Gedanken über die Buchreihe von Reinhard Leube zur Geschichte Deutschlands seit 1800 
Buchreihe, erster Band 

Von Michael Schwede 

Haben Sie schon einmal von einem blinden Fleck gehört?
Woran denken Sie zuallererst, wenn Sie an England oder UK oder Großbritannien denken? Warum heißt dieses Land Vereinigtes Königreich von Großbritannien und Nordirland? Was oder wer wurde da vereinigt? England, Schottland, Wales, Nordirland und... die City of London.

Die City of London besitzt seit 886 das Recht zur Selbstverwaltung. Wer die „Geschichte des Geldes“ kennt, weiß darüber, warum das Finanzzentrum einst von Venedig nach London verlagert wurde. Die City of London ist mit einer Unmenge von Privilegien ausgestattet und not amused über lustwandelnde Touristen.

Wikipedia weiß u.a. zu berichten:
Margret Thatcher verwandelte das Finanzkapital 1986 in eine bedeutsame Kraft. Nach der Deregulierung haben die US-Investmentbanken ihr Personal in der City of London deutlich aufgestockt.

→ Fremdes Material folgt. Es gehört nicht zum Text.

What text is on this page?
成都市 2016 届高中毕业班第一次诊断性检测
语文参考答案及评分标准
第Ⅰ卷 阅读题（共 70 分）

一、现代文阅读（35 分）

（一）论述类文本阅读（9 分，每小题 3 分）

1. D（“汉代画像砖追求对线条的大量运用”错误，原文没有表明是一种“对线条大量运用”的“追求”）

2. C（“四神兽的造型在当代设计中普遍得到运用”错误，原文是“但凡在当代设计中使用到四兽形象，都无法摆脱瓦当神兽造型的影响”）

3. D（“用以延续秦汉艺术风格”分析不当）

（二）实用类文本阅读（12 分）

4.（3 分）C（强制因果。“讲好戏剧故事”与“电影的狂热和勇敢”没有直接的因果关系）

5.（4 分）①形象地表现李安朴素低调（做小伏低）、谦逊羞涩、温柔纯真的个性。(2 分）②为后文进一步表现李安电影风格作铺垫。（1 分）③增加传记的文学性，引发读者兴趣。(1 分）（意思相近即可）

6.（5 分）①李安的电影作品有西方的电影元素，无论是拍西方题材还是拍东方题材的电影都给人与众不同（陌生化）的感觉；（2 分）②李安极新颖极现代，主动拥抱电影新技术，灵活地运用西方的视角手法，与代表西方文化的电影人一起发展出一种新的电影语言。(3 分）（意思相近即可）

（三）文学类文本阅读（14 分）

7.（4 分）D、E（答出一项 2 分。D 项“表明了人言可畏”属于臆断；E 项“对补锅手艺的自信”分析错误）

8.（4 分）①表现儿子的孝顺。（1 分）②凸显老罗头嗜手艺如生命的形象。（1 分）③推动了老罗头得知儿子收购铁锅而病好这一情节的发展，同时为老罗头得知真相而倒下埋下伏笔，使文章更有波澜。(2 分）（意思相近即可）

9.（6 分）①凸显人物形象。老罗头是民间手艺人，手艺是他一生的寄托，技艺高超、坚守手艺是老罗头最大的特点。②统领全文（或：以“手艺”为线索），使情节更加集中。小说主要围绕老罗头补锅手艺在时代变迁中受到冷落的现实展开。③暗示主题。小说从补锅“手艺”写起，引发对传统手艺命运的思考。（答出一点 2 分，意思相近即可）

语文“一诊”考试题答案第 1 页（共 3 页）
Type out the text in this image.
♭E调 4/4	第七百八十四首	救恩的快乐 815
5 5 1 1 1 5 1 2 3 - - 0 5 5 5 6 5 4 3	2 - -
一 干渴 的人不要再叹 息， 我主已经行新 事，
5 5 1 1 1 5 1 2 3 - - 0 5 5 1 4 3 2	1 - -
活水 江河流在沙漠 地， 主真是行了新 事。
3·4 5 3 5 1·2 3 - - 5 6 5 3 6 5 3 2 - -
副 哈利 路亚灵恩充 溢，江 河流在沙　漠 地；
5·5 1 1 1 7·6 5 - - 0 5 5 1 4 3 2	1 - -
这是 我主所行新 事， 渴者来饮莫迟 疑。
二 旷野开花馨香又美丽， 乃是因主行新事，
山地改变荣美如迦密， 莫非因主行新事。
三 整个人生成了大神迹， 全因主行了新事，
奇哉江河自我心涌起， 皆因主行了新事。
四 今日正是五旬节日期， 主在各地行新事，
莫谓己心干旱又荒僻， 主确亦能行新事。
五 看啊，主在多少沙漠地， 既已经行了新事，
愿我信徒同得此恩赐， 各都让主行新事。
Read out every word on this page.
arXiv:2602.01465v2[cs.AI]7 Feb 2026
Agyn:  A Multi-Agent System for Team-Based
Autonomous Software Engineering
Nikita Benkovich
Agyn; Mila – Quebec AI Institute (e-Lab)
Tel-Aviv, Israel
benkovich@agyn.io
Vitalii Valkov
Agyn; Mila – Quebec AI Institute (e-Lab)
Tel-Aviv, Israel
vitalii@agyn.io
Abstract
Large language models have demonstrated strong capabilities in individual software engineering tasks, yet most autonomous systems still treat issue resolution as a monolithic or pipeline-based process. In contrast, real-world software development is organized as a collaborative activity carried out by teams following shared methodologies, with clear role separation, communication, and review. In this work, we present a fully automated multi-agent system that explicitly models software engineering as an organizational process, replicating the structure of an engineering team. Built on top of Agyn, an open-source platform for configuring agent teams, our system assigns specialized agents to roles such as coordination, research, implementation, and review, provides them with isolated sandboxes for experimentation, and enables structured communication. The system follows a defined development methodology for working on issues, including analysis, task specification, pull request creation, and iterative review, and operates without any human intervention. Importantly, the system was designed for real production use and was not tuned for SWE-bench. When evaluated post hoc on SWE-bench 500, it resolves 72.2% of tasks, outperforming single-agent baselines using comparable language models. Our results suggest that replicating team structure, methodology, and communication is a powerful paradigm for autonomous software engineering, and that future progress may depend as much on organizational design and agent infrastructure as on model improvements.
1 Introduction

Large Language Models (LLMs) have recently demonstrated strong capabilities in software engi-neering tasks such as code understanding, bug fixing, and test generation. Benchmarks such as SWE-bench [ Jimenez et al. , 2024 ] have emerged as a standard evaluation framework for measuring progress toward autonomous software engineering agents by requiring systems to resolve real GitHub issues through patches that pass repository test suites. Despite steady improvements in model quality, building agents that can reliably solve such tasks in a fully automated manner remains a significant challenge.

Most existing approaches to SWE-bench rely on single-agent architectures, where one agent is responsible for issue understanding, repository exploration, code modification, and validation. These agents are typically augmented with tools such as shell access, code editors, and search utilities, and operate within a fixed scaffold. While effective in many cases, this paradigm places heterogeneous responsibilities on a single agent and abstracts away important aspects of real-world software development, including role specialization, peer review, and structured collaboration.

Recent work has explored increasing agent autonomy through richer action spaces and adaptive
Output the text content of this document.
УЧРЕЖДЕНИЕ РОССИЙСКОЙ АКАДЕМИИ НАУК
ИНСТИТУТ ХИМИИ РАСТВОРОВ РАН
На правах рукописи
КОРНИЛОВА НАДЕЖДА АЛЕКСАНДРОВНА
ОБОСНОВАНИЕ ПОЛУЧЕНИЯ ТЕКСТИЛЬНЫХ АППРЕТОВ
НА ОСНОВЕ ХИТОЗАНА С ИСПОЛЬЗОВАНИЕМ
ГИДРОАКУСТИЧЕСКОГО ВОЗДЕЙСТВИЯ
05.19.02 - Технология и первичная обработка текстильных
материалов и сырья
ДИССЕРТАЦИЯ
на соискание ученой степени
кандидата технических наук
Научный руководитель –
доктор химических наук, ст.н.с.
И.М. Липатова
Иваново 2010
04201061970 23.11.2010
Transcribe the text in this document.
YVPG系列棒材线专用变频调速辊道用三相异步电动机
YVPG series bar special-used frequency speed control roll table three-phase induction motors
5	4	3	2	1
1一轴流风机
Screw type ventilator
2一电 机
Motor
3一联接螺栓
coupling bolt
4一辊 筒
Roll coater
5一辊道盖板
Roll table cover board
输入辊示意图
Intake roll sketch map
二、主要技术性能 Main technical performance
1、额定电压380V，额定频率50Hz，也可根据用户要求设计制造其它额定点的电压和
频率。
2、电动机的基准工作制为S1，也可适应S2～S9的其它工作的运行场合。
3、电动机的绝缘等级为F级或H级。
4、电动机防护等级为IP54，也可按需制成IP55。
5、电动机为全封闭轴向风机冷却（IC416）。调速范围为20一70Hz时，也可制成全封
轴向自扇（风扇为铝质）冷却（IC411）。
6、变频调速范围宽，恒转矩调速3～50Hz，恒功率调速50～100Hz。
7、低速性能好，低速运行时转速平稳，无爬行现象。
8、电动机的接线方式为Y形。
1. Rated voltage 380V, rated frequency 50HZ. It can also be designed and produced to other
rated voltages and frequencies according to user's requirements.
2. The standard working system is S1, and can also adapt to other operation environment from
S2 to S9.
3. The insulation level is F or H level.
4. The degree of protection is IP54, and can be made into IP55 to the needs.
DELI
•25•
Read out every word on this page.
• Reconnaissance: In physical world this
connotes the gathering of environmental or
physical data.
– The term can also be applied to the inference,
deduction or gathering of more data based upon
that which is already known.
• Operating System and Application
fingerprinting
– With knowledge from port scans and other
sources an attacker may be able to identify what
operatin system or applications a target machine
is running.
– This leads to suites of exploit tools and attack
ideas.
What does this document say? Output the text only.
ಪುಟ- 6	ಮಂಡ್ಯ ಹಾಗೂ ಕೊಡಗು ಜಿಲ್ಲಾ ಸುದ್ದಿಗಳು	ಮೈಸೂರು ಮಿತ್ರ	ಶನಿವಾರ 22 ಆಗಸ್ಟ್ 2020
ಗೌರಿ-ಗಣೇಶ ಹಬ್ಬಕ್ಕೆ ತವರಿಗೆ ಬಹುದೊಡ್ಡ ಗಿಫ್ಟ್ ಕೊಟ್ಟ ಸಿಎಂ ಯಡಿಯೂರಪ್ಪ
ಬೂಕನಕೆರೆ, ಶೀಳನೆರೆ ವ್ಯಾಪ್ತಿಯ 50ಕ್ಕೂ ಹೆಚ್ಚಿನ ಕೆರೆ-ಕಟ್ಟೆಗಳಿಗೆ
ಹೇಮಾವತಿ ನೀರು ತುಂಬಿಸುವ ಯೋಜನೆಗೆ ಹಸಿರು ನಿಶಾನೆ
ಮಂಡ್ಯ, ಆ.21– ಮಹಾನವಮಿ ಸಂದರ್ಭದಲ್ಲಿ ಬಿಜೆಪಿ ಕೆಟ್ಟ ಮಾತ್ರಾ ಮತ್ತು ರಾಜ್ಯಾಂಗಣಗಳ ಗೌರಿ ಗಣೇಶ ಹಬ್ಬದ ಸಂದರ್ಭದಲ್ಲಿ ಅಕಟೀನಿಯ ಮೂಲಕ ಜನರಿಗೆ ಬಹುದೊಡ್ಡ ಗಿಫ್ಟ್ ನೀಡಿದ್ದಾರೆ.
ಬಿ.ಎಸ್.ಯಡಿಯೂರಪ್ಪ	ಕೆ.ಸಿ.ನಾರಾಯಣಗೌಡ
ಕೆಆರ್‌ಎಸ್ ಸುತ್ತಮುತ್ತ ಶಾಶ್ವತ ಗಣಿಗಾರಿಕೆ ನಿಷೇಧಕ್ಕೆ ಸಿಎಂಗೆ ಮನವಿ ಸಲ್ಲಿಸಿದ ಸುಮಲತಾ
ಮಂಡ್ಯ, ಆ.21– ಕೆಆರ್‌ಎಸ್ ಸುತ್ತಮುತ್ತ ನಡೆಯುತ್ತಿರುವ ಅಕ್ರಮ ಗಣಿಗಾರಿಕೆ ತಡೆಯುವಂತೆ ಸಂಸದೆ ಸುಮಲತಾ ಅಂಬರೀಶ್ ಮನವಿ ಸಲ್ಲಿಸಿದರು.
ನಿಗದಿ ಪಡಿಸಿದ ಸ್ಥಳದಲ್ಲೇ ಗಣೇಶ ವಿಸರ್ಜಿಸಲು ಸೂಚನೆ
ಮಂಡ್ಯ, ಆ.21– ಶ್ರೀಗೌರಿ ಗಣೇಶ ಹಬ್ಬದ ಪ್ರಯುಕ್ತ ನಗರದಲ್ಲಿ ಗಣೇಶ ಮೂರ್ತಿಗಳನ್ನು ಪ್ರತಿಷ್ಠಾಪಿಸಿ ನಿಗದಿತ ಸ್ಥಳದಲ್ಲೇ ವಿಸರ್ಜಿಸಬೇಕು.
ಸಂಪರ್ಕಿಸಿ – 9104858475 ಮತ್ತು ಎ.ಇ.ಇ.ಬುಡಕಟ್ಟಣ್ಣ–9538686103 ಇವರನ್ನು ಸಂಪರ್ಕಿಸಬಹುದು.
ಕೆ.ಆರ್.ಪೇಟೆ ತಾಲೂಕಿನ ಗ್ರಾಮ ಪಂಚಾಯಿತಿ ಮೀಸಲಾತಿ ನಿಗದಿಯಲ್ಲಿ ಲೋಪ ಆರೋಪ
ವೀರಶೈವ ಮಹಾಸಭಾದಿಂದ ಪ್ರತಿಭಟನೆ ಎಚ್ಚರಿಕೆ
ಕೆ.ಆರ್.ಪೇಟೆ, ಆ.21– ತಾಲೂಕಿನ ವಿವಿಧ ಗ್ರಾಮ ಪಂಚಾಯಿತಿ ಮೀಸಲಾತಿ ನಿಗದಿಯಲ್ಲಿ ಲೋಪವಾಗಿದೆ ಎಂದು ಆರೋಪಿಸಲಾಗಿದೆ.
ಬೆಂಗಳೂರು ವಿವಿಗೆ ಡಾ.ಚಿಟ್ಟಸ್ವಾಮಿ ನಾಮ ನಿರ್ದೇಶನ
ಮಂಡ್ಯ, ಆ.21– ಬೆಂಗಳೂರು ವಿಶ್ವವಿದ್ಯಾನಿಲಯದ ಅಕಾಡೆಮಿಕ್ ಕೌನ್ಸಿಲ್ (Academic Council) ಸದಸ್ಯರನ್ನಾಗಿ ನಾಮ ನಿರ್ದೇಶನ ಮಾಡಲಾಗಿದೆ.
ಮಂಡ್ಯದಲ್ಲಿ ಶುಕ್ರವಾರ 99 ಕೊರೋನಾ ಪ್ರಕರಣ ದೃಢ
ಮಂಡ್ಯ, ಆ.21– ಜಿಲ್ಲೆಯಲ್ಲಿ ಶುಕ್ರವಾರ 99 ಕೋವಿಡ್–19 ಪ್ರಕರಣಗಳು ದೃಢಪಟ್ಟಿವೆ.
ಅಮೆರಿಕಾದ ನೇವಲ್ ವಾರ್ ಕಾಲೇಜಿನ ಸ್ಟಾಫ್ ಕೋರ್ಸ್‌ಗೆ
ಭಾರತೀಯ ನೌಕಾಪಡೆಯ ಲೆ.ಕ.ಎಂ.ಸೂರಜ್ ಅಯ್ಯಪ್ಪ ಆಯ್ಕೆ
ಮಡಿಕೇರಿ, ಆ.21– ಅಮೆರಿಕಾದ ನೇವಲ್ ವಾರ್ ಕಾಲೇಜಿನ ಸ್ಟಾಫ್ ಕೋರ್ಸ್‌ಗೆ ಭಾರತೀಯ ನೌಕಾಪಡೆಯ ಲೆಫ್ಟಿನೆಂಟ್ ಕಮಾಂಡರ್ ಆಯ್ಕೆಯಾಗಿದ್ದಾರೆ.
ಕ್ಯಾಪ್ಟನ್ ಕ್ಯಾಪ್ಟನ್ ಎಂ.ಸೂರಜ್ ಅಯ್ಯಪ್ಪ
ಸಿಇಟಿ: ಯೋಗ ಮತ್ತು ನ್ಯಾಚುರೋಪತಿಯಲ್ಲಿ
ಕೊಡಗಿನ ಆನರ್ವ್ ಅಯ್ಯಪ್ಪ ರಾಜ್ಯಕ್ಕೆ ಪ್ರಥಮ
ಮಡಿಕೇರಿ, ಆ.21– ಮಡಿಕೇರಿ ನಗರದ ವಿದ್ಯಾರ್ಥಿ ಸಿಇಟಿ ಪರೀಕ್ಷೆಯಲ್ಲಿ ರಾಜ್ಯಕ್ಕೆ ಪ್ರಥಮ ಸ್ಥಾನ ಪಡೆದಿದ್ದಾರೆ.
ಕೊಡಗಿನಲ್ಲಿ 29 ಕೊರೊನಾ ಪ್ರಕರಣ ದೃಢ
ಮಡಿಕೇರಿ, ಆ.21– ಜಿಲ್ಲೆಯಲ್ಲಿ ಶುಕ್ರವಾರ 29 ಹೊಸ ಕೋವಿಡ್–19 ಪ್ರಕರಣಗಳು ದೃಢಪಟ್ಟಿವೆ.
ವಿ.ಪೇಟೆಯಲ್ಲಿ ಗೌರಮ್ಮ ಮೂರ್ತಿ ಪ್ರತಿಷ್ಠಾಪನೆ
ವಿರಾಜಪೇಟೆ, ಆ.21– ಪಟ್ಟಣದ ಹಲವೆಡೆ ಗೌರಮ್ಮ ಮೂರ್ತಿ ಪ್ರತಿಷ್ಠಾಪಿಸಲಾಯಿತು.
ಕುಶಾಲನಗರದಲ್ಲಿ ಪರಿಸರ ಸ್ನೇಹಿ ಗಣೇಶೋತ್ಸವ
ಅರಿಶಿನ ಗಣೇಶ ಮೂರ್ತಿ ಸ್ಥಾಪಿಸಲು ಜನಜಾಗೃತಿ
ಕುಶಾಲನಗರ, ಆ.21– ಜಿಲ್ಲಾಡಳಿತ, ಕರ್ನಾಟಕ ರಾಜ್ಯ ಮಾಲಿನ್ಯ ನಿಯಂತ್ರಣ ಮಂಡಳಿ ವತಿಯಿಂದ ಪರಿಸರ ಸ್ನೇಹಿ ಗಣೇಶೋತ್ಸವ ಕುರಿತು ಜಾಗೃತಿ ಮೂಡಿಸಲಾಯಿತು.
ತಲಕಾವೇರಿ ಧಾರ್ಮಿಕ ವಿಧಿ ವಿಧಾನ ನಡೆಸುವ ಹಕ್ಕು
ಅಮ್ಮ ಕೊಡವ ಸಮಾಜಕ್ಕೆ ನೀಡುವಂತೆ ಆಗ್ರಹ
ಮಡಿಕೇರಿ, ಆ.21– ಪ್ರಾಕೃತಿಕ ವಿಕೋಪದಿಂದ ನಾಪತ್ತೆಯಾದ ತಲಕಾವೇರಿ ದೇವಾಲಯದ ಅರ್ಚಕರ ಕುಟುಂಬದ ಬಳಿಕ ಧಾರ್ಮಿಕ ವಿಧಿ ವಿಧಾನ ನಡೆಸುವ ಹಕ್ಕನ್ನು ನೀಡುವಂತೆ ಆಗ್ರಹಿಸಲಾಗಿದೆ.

So beschäftigte Goldman Sachs 1984 an der Themse gerade einmal 140 Mitarbeiter; 1988 waren es bereits 800 und 2013 waren es 6000...

UK ist ein Inselstaat, der sich besonders seit der Hebung der Edelmetallschätze Mexikos und der Verschiffung dessen ins spanische Mutterland einer besonderen Vision und Mission verschwor, die einerseits Stoff vieler Mantel-und-Degen-Filme lieferte, aber als staatlich sanktionierte Freibeuterei den Zustrom von Macht und Geltung durch Aneignung fremden Reichtums sicherte, besondere Strategien bei der Überwindung von Gegnern entwickelte und eine ausgeklügelte Bündnispolitik praktizierte, was schlussendlich zur Schaffung des Britisch Empire führte, an das sich die Briten schnell und beständig gewöhnten. Eine Pirateninsel wird stets von einer Flotte verteidigt und Schiffbau wird zu einem Machtfaktor.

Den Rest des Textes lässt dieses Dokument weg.